Amerika’nın destekliği gruplar, IŞİD’in başkent ilan ettiği Rakka’yı geri almak için son saldırılarını yaptıklarında bir sorunla karşı karşıya kaldılar.
Suriye Demokratik Güçleri’nin (SDG) ele geçirdiği kişiler sadece IŞİD savaşçıları değil. Yakaladıkları ya da teslim olanların arasında, çeşitli nedenlerle örgüt için çalışan ya da destek vermiş Suriyeliler de karşılaşıyorlar.
Günün sonunda içgüdüleri karşı çıksa da Amerika’nın destek verdiği silahlı güçler, bu kişilerin çoğunu serbest bırakıyor.
Bölgedeki koalisyon güçlerinin komutanlarından ve özel operasyonlar sorumlusu Tümgeneral James Jarrard, “Bu noktada Suriye Demokratik Güçleri bölgedeki sivil konseyler, kanaat önderleri ve aşiret liderlerinin etkisinde kalıyorlar” diyor.

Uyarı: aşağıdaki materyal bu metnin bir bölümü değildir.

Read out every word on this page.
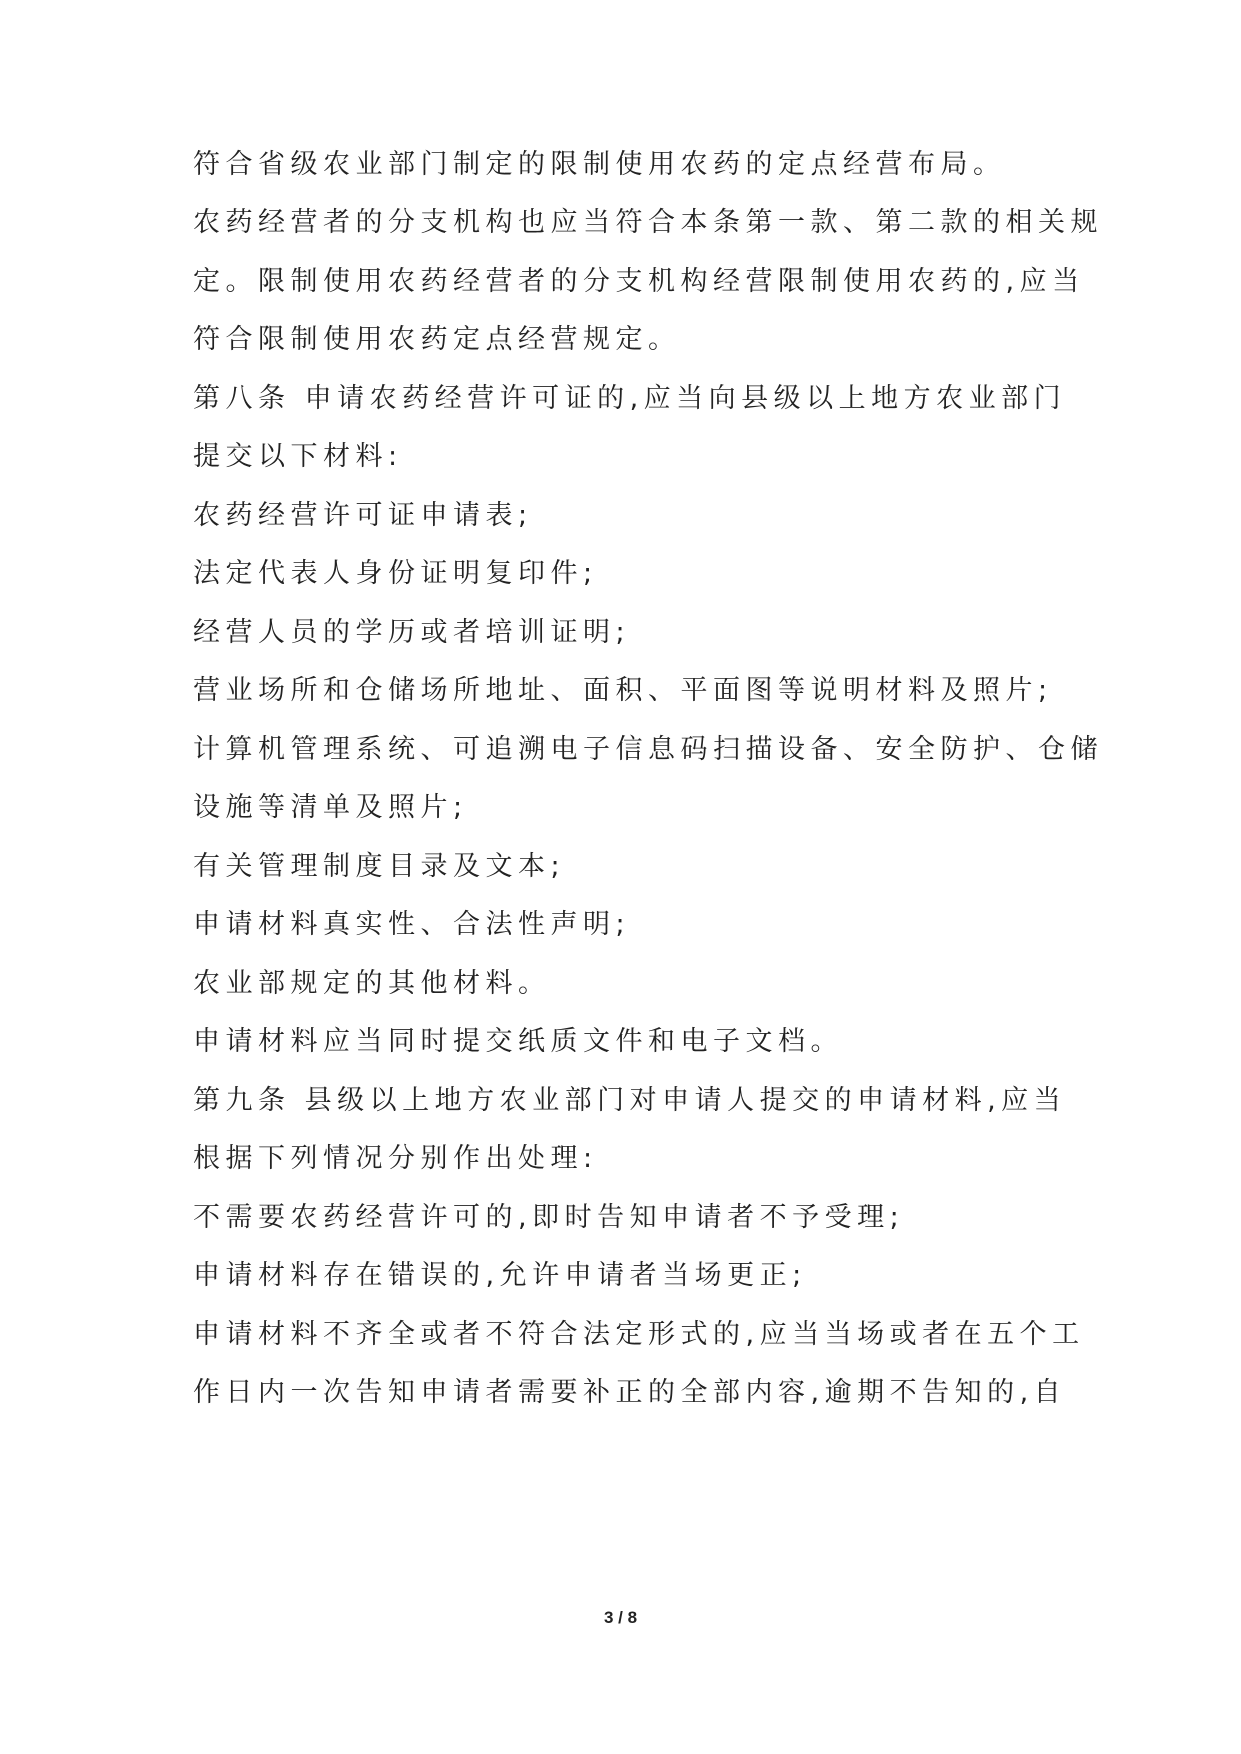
符合省级农业部门制定的限制使用农药的定点经营布局。
农药经营者的分支机构也应当符合本条第一款、第二款的相关规
定。限制使用农药经营者的分支机构经营限制使用农药的,应当
符合限制使用农药定点经营规定。
第八条 申请农药经营许可证的,应当向县级以上地方农业部门
提交以下材料:
农药经营许可证申请表;
法定代表人身份证明复印件;
经营人员的学历或者培训证明;
营业场所和仓储场所地址、面积、平面图等说明材料及照片;
计算机管理系统、可追溯电子信息码扫描设备、安全防护、仓储
设施等清单及照片;
有关管理制度目录及文本;
申请材料真实性、合法性声明;
农业部规定的其他材料。
申请材料应当同时提交纸质文件和电子文档。
第九条 县级以上地方农业部门对申请人提交的申请材料,应当
根据下列情况分别作出处理:
不需要农药经营许可的,即时告知申请者不予受理;
申请材料存在错误的,允许申请者当场更正;
申请材料不齐全或者不符合法定形式的,应当当场或者在五个工
作日内一次告知申请者需要补正的全部内容,逾期不告知的,自
3 / 8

Şu ana kadar Rakka ve civarında IŞİD’e bir şekilde yardım eden kişilerden kaçı serbest bırakıldı net bir rakam yok. Bu konuda özel kuvvetler de bir rakam veremiyor.

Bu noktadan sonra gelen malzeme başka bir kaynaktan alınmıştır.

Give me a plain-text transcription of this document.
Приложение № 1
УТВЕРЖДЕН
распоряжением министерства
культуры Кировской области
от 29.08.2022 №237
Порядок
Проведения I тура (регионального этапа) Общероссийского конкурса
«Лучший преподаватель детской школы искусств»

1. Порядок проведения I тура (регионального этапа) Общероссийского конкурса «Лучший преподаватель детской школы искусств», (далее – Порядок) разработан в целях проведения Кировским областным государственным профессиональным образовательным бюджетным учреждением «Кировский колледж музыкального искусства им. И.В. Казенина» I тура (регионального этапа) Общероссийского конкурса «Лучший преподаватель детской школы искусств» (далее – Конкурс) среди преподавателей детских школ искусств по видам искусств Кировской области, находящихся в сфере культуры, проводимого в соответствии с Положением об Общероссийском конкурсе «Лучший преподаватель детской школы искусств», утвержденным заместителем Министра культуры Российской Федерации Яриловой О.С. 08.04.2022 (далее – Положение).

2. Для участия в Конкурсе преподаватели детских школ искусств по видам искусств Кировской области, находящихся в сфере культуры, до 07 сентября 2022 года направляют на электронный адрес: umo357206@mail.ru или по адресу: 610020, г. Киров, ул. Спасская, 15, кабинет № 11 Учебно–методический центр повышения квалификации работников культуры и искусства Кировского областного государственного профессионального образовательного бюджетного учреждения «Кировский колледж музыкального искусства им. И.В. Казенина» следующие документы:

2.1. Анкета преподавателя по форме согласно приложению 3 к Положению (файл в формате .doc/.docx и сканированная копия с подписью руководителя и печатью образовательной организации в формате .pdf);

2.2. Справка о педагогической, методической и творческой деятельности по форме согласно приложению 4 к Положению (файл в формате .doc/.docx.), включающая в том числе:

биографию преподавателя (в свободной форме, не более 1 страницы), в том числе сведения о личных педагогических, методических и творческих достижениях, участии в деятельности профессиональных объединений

Kaygıların aksine koalisyon yetkilileri de yerel IŞİD savaşçıları ya da destekçilerinin bırakılmasının bir sorun yaratacağını düşünmüyor.

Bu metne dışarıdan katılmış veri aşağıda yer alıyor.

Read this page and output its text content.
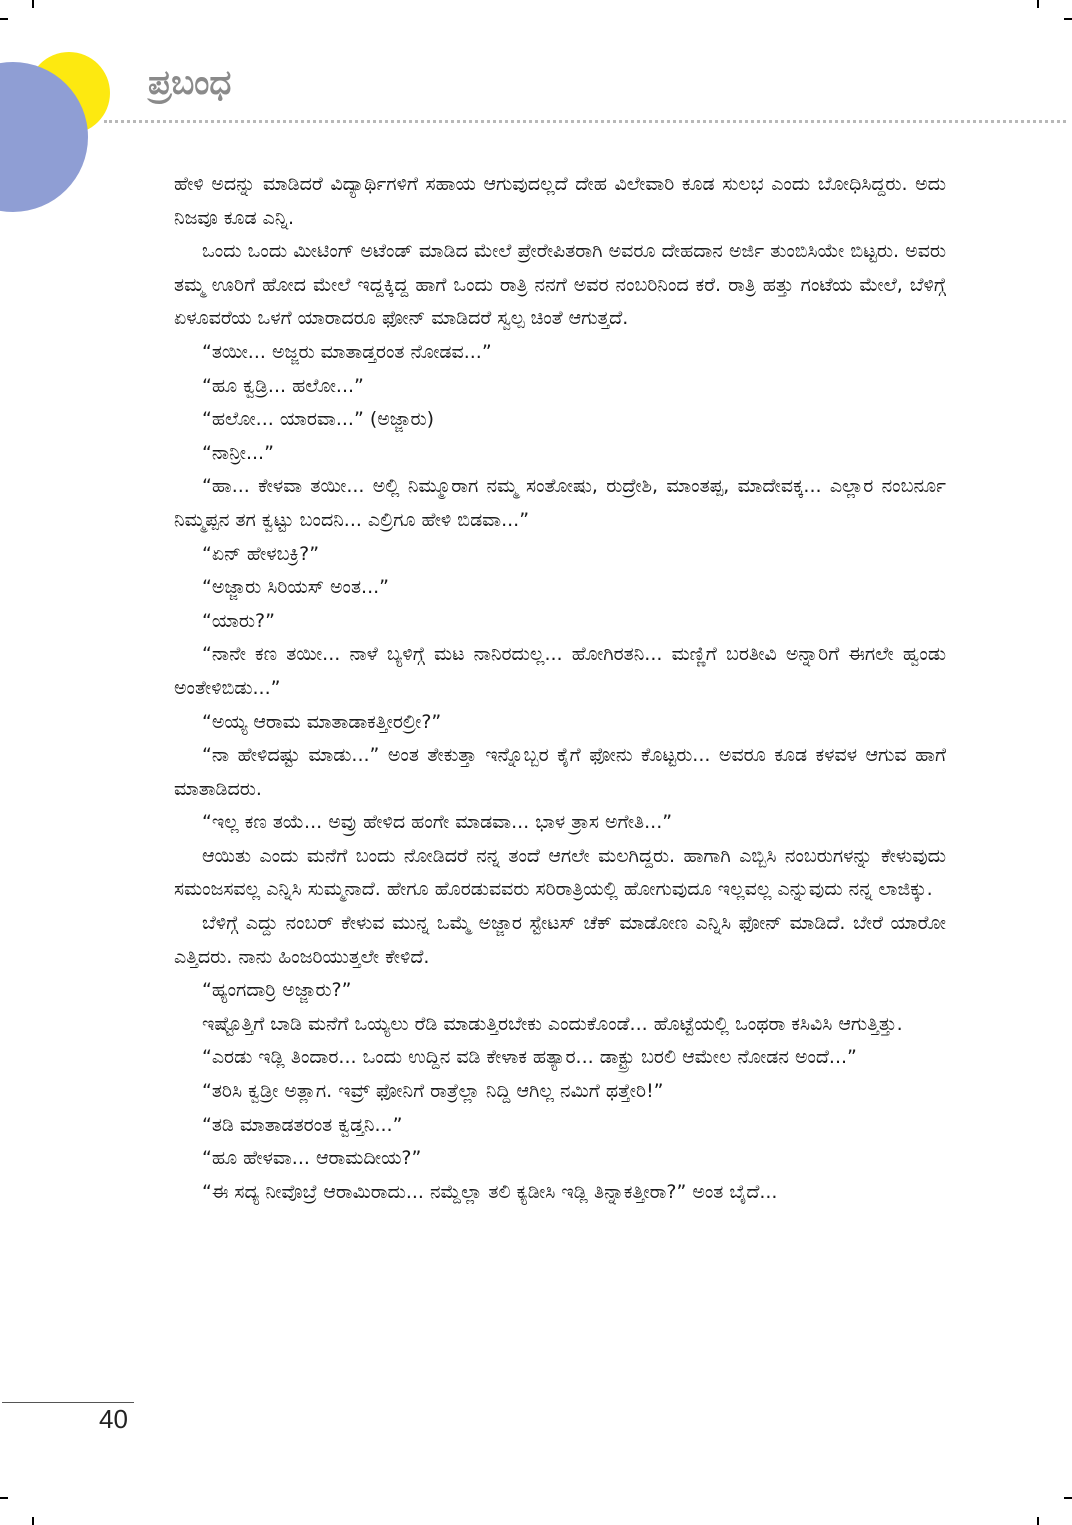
ಪ್ರಬಂಧ

ಹೇಳಿ ಅದನ್ನು ಮಾಡಿದರೆ ವಿದ್ಯಾರ್ಥಿಗಳಿಗೆ ಸಹಾಯ ಆಗುವುದಲ್ಲದೆ ದೇಹ ವಿಲೇವಾರಿ ಕೂಡ ಸುಲಭ ಎಂದು ಬೋಧಿಸಿದ್ದರು. ಅದು ನಿಜವೂ ಕೂಡ ಎನ್ನಿ.

ಒಂದು ಒಂದು ಮೀಟಿಂಗ್ ಅಟೆಂಡ್ ಮಾಡಿದ ಮೇಲೆ ಪ್ರೇರೇಪಿತರಾಗಿ ಅವರೂ ದೇಹದಾನ ಅರ್ಜಿ ತುಂಬಿಸಿಯೇ ಬಿಟ್ಟರು. ಅವರು ತಮ್ಮ ಊರಿಗೆ ಹೋದ ಮೇಲೆ ಇದ್ದಕ್ಕಿದ್ದ ಹಾಗೆ ಒಂದು ರಾತ್ರಿ ನನಗೆ ಅವರ ನಂಬರಿನಿಂದ ಕರೆ. ರಾತ್ರಿ ಹತ್ತು ಗಂಟೆಯ ಮೇಲೆ, ಬೆಳಿಗ್ಗೆ ಏಳೂವರೆಯ ಒಳಗೆ ಯಾರಾದರೂ ಫೋನ್ ಮಾಡಿದರೆ ಸ್ವಲ್ಪ ಚಿಂತೆ ಆಗುತ್ತದೆ.

“ತಯೀ... ಅಜ್ಜರು ಮಾತಾಡ್ತರಂತ ನೋಡವ...”

“ಹೂ ಕ್ವಡ್ರಿ... ಹಲೋ...”

“ಹಲೋ... ಯಾರವಾ...” (ಅಜ್ಜಾರು)

“ನಾನ್ರೀ...”

“ಹಾ... ಕೇಳವಾ ತಯೀ... ಅಲ್ಲಿ ನಿಮ್ಮೂರಾಗ ನಮ್ಮ ಸಂತೋಷು, ರುದ್ರೇಶಿ, ಮಾಂತಪ್ಪ, ಮಾದೇವಕ್ಕ... ಎಲ್ಲಾರ ನಂಬರ್ನೂ ನಿಮ್ಮಪ್ಪನ ತಗ ಕ್ವಟ್ಟು ಬಂದನಿ... ಎಲ್ರಿಗೂ ಹೇಳಿ ಬಿಡವಾ...”

“ಏನ್ ಹೇಳಬಕ್ರಿ?”

“ಅಜ್ಜಾರು ಸಿರಿಯಸ್ ಅಂತ...”

“ಯಾರು?”

“ನಾನೇ ಕಣ ತಯೀ... ನಾಳೆ ಬ್ಯಳಿಗ್ಗೆ ಮಟ ನಾನಿರದುಲ್ಲ... ಹೋಗಿರತನಿ... ಮಣ್ಣಿಗೆ ಬರತೀವಿ ಅನ್ನಾರಿಗೆ ಈಗಲೇ ಹ್ವಂಡು ಅಂತೇಳಿಬಿಡು...”

“ಅಯ್ಯ ಆರಾಮ ಮಾತಾಡಾಕತ್ತೀರಲ್ರೀ?”

“ನಾ ಹೇಳಿದಷ್ಟು ಮಾಡು...” ಅಂತ ತೇಕುತ್ತಾ ಇನ್ನೊಬ್ಬರ ಕೈಗೆ ಫೋನು ಕೊಟ್ಟರು... ಅವರೂ ಕೂಡ ಕಳವಳ ಆಗುವ ಹಾಗೆ ಮಾತಾಡಿದರು.

“ಇಲ್ಲ ಕಣ ತಯೆ... ಅವ್ರು ಹೇಳಿದ ಹಂಗೇ ಮಾಡವಾ... ಭಾಳ ತ್ರಾಸ ಅಗೇತಿ...”

ಆಯಿತು ಎಂದು ಮನೆಗೆ ಬಂದು ನೋಡಿದರೆ ನನ್ನ ತಂದೆ ಆಗಲೇ ಮಲಗಿದ್ದರು. ಹಾಗಾಗಿ ಎಬ್ಬಿಸಿ ನಂಬರುಗಳನ್ನು ಕೇಳುವುದು ಸಮಂಜಸವಲ್ಲ ಎನ್ನಿಸಿ ಸುಮ್ಮನಾದೆ. ಹೇಗೂ ಹೊರಡುವವರು ಸರಿರಾತ್ರಿಯಲ್ಲಿ ಹೋಗುವುದೂ ಇಲ್ಲವಲ್ಲ ಎನ್ನುವುದು ನನ್ನ ಲಾಜಿಕ್ಕು.

ಬೆಳಿಗ್ಗೆ ಎದ್ದು ನಂಬರ್ ಕೇಳುವ ಮುನ್ನ ಒಮ್ಮೆ ಅಜ್ಜಾರ ಸ್ಟೇಟಸ್ ಚೆಕ್ ಮಾಡೋಣ ಎನ್ನಿಸಿ ಫೋನ್ ಮಾಡಿದೆ. ಬೇರೆ ಯಾರೋ ಎತ್ತಿದರು. ನಾನು ಹಿಂಜರಿಯುತ್ತಲೇ ಕೇಳಿದೆ.

“ಹ್ಯಂಗದಾರ್ರಿ ಅಜ್ಜಾರು?”

ಇಷ್ಟೊತ್ತಿಗೆ ಬಾಡಿ ಮನೆಗೆ ಒಯ್ಯಲು ರೆಡಿ ಮಾಡುತ್ತಿರಬೇಕು ಎಂದುಕೊಂಡೆ... ಹೊಟ್ಟೆಯಲ್ಲಿ ಒಂಥರಾ ಕಸಿವಿಸಿ ಆಗುತ್ತಿತ್ತು.

“ಎರಡು ಇಡ್ಲಿ ತಿಂದಾರ... ಒಂದು ಉದ್ದಿನ ವಡಿ ಕೇಳಾಕ ಹತ್ಯಾರ... ಡಾಕ್ಟ್ರು ಬರಲಿ ಆಮೇಲ ನೋಡನ ಅಂದೆ...”

“ತರಿಸಿ ಕ್ವಡ್ರೀ ಅತ್ಲಾಗ. ಇವ್ರ್ ಫೋನಿಗೆ ರಾತ್ರೆಲ್ಲಾ ನಿದ್ದಿ ಆಗಿಲ್ಲ ನಮಿಗೆ ಥತ್ತೇರಿ!”

“ತಡಿ ಮಾತಾಡತರಂತ ಕ್ವಡ್ತನಿ...”

“ಹೂ ಹೇಳವಾ... ಆರಾಮದೀಯ?”

“ಈ ಸದ್ಯ ನೀವೊಬ್ರೆ ಆರಾಮಿರಾದು... ನಮ್ದೆಲ್ಲಾ ತಲಿ ಕ್ಯಡೀಸಿ ಇಡ್ಲಿ ತಿನ್ನಾಕತ್ತೀರಾ?” ಅಂತ ಬೈದೆ...

40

Geçen hafta basın brifinginde bu konuda açıklamalar yapan Jarrard, “Yakalanan ve yerel olan, Suriyeli bu kişilerin çoğu aşiret liderlerine teslim edildi. Suriye Demokratik Güçleri yöneticileri bu kişilerin aşiret kuralları gereği liderleri tarafından kontrol altına alınacakları konusunda eminler ve endişe duymuyorlar” dedi.
IŞİD savaşçıları ve işbirlikçilerin izini sürmek
Ama daha önemli olan gelişme, başka bir güvenlik önlemi daha alındı. Tümgeneral Jarrard, “SDG’yle birlikte bu kişilerin hepsinin biyometrik olarak kayıtlarını aldık ve onları gelecekte de takip ediyor olabileceğiz” dedi.
Rakka’da IŞİD için çalışmış ya da onlar adına savaşmış bu kişilerin biyometrik bilgilerini toplamak, terör örgütünün daha önce işgal ettiği bölgelerde kontrolu arttırmak adına alınan önlemlerden biri.
Amaç bir şekilde IŞİD’le ilişkide bulunmuş bu kişilerin Irak, Suriye ya da batıda bir ülkede fark edilmeden örgüte katılması ya da bir terör eylemine kalkışmasını önlemek.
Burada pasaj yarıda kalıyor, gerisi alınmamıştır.